Bir tiyatro düşünün. İstanbul’un en güzel yerlerinden birinde, tarihi bir binada, bir katın yarısına konuşlanmış ve seyircisini asansörle mekana çağırıp, oyuna getiren.
Bir tiyatro düşünün. Kimsenin bilmediğini bulup, kimsenin oynamadığını oynayıp, herkesin bilip de bir türlü söyleyemediği gerçekleri, seyircisinin suratına suratına çarpmak isteyen.
Bir tiyatro düşünün. Her malzemesi özenle seçilmiş, seyirci için en kalitelisi, gerekirse en pahalısını almış, arkasına tiyatro aşığı insanları ve şirketleri almış, bunları kimseye yedirmeyen.
Ve bir tiyatro düşünün ki tüm bunları yaparken, yardım taleplerinde bulunmuş, talepte bulunduğu kurumlardan ya da kişilerden istediğini alamamış, bunu kendine yedirememiş, sonuca katlanamamış, bunu herkese duyurmakta da bir sakınca görmeyen...
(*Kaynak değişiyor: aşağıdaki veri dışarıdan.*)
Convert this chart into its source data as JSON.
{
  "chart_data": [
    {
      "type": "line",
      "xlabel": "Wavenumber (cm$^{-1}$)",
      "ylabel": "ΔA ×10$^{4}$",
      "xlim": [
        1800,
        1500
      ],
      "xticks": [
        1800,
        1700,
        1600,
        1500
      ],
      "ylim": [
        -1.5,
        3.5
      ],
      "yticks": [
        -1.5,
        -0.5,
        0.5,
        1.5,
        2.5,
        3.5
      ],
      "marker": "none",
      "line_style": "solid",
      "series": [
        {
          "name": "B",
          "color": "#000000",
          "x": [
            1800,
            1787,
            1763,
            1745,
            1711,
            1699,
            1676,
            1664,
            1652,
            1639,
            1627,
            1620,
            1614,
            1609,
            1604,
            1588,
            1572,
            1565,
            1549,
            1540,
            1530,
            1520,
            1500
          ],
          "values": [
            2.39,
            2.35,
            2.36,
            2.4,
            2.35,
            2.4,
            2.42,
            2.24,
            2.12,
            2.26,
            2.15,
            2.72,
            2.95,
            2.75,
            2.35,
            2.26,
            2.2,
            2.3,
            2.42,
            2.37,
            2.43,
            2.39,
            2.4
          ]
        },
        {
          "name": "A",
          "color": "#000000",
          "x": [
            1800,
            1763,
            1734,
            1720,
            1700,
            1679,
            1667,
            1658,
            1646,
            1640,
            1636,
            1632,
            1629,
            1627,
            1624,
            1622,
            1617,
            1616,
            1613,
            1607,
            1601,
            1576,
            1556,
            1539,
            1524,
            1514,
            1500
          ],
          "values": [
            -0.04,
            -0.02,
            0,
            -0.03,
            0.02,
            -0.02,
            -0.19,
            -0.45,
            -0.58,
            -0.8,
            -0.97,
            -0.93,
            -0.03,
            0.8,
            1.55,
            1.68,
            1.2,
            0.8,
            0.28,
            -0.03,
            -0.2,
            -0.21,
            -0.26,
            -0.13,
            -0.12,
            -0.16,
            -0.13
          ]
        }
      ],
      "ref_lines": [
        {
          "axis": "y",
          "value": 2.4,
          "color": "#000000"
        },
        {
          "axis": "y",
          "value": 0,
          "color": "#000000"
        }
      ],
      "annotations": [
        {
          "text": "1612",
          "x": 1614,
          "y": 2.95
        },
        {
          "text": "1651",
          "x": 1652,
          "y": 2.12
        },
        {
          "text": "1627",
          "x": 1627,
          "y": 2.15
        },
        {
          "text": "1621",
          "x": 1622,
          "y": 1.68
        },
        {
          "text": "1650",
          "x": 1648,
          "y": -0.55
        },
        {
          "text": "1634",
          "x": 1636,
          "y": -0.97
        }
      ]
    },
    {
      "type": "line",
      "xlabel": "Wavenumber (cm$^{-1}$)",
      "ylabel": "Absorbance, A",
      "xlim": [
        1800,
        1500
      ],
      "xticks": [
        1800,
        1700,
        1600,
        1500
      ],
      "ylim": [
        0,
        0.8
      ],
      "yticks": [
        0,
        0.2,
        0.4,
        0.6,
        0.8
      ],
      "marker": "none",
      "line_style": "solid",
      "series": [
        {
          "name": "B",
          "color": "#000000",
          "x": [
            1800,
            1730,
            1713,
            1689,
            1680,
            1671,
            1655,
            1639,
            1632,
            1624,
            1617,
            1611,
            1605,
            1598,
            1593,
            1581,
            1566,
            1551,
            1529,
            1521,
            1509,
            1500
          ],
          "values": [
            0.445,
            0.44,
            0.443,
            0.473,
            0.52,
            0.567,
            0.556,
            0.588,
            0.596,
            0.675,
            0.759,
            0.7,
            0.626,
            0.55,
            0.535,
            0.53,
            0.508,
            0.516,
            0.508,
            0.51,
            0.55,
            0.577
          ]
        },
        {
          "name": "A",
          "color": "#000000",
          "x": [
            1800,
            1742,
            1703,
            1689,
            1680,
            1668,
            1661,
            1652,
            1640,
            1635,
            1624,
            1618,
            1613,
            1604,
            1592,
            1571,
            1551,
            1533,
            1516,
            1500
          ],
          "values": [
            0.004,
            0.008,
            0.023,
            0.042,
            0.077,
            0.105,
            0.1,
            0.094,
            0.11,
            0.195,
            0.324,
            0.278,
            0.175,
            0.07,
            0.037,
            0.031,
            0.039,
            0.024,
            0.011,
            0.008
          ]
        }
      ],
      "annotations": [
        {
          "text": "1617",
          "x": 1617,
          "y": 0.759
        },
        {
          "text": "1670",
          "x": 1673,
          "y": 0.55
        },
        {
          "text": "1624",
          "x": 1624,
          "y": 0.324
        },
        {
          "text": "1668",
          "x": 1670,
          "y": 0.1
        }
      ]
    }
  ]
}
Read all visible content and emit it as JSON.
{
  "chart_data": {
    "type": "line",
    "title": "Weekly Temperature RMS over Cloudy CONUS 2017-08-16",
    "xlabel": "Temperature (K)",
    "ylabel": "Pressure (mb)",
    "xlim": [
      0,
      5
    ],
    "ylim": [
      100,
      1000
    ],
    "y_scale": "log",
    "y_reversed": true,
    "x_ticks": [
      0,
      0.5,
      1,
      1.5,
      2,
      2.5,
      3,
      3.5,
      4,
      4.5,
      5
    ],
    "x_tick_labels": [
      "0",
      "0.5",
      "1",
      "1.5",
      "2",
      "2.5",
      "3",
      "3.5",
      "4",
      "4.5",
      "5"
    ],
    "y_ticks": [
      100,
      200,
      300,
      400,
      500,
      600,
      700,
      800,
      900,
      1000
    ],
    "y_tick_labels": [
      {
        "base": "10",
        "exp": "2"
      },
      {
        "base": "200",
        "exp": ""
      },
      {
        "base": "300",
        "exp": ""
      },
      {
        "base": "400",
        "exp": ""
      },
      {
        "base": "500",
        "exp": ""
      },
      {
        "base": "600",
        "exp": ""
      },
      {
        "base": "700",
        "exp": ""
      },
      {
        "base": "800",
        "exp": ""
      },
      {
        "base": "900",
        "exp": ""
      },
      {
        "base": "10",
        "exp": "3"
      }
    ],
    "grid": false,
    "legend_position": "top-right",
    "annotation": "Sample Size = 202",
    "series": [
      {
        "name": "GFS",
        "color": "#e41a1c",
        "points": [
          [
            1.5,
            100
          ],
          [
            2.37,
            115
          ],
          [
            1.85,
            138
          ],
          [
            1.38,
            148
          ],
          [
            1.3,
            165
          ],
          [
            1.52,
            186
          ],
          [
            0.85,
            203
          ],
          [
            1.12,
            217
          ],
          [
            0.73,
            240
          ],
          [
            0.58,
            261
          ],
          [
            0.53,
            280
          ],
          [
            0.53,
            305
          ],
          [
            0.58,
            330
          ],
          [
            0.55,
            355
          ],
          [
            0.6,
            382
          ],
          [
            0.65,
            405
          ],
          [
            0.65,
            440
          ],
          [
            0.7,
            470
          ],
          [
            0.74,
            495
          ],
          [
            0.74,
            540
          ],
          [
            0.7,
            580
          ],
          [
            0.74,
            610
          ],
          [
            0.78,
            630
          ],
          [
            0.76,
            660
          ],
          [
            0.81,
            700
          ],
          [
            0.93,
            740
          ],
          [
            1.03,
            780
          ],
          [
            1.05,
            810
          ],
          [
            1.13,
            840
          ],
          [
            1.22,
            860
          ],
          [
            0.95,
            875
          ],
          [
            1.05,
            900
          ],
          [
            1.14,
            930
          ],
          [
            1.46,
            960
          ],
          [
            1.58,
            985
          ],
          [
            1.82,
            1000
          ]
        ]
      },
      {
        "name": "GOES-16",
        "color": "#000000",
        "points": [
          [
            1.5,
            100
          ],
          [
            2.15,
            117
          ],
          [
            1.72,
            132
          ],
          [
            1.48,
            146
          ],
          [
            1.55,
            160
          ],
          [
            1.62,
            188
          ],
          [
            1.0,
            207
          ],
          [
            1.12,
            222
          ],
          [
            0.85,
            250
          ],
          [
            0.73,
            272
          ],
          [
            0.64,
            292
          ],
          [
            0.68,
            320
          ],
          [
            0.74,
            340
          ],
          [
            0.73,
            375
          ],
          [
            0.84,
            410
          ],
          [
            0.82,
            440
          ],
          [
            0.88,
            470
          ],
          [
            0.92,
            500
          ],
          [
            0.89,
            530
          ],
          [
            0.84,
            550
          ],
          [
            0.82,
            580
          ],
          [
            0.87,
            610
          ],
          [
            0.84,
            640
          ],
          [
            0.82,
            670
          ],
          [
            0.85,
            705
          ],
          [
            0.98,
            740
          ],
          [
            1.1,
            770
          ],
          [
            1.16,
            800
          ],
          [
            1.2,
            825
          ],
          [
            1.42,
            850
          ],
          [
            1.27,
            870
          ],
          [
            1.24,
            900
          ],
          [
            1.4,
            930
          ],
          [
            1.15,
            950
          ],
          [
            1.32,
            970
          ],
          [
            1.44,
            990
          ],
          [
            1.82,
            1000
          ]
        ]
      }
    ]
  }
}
Anlamadığım, daha doğrusu anlamakta güçlük çektiğim birşey var! Bu kadar özelliği sadece kendi olanaklarıyla elde etmiş bir tiyatro neden bu yardıma ihtiyaç duyuyor? Bunu neden duyurma ihtiyacı hissediyor? Özlem Daltaban’ın yazısını okuduğumda gerçekten şaşırdım. Herşeyi kendi olanaklarıyla gerçekleştirme becerilerini tüm tiyatro camiasına göğüslerini gere gere söylerken ne oldu da böyle bir durumu hem yaşayıp, hem de anlatma ihtiyacı hissetiler?
Uzun zamandır sadece yaptıkları oyunların isimlerinden başka hiçbir şey bilmiyorum Dot’la ilgili. Ama bu kadar insanın ve tiyatro meraklısının kapısında yatmaya hazır olduğu bir yerin adını bu şekilde yıpratmaya sahibinin bile hakkı olmadığını söylemek isterim. Çünkü bu tür söylemler, daha 3 sene öncesinde söylenenlere ters düşebilir. Attığınız tüm sağlam adımları, yaptığınız tüm işleri bir anda gölgede bırakabilir.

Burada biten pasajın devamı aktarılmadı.